Instantly Mr Max Henchell's patriotic ambition was fired. Mr Lennard had mentioned that Tom Bowcock, Lennard's general manager, had proposed to christen the great gun the "Bolton Baby." He had spent that night in calculations of differences of latitude and longitude, time, angles of inclination of the axis of the orbit, points and times of orbital intersection worked out from the horizon of Pittsburg, and when he had finished he solemnly asked himself the momentous question: Why should this world-saving business be left to England alone? After all the "Bolton Baby" might miss fire by a second or two. If it was going to be a matter of comet-shooting, what had America done that she could not have a gun? Were there not hundreds of eligible shafts to be bought round Pittsburg? Yes, America should have that gun, if the last dollar he possessed or could raise by fair means or foul was to be thrown down the bore of it.
And so America had the gun, and therefore in after days the rival of the "Bolton Baby" came to be called the "Pittsburg Prattler."
CHAPTER XXXI
JOHN CASTELLAN'S THREAT
Lennard's first feelings after the receipt of Mr Parmenter's cablegram, and the casting of the vast mass of metal which was to form the body of the great cannon, were those of doubt and hesitation, mingled, possibly, with that sense of semi-irresponsibility which will for a time overcome the most highly-disciplined mind when some great task has been completed for the time being.
For a full month nothing could be done to the cannon, since it would take quite that time for the metal to cool. Everything else had been done or made ready. The huge projectile which was to wing its way into Space to do battle for the life of humanity was completed. The boring and rifling tools were finished, and all the materials for the driving and the bursting charges were ready at hand for putting into their final form when the work of loading up began. There was literally nothing more to be done. All that human labour, skill and foresight could achieve for the present had been accomplished.
Dearly would he have loved to go south and join the ranks of the fighters; but a higher sense of duty than personal courage forbade that. He was the only man who could perform the task he had undertaken, and a chance bullet fragment of a shell to say nothing of the hundred minor chances of the battlefield, might make the doing of that work impossible.
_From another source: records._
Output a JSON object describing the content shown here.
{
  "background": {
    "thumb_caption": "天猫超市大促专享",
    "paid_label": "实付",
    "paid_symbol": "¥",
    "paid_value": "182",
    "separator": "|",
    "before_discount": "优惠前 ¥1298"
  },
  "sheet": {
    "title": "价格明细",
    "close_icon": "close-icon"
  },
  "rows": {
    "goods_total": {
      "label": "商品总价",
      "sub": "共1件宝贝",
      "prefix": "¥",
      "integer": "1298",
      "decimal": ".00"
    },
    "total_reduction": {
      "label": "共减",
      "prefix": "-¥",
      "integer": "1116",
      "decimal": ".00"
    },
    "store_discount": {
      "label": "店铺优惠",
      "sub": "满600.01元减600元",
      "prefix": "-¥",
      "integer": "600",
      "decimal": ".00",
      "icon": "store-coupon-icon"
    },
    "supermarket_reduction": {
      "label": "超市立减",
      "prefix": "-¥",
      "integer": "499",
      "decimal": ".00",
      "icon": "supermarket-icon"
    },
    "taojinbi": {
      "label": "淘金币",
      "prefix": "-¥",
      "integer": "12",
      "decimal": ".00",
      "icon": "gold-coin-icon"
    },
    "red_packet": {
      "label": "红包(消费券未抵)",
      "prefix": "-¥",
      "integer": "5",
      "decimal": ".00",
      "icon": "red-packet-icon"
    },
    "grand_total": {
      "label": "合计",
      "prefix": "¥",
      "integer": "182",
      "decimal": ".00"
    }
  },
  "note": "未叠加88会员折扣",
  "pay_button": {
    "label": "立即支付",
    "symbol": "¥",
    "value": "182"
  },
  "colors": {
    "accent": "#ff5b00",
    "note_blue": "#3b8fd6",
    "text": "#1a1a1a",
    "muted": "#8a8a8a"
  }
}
No, his time would come in the awful moment when the fate of humanity would hang in the balance, and his place alike of honour and of duty was now in the equatorial room of the observatory at Whernside, watching through every waking hour of his life the movements of the Invader, that he might note the slightest deviation from its course, or the most trifling change in its velocity. For on such seemingly small matters as these depended, not only the fate of the world, but of the only woman who could make the world at least worth living in for him—and so he went to Whernside by the morning train after a long day's talk with Tom Bowcock over things in general.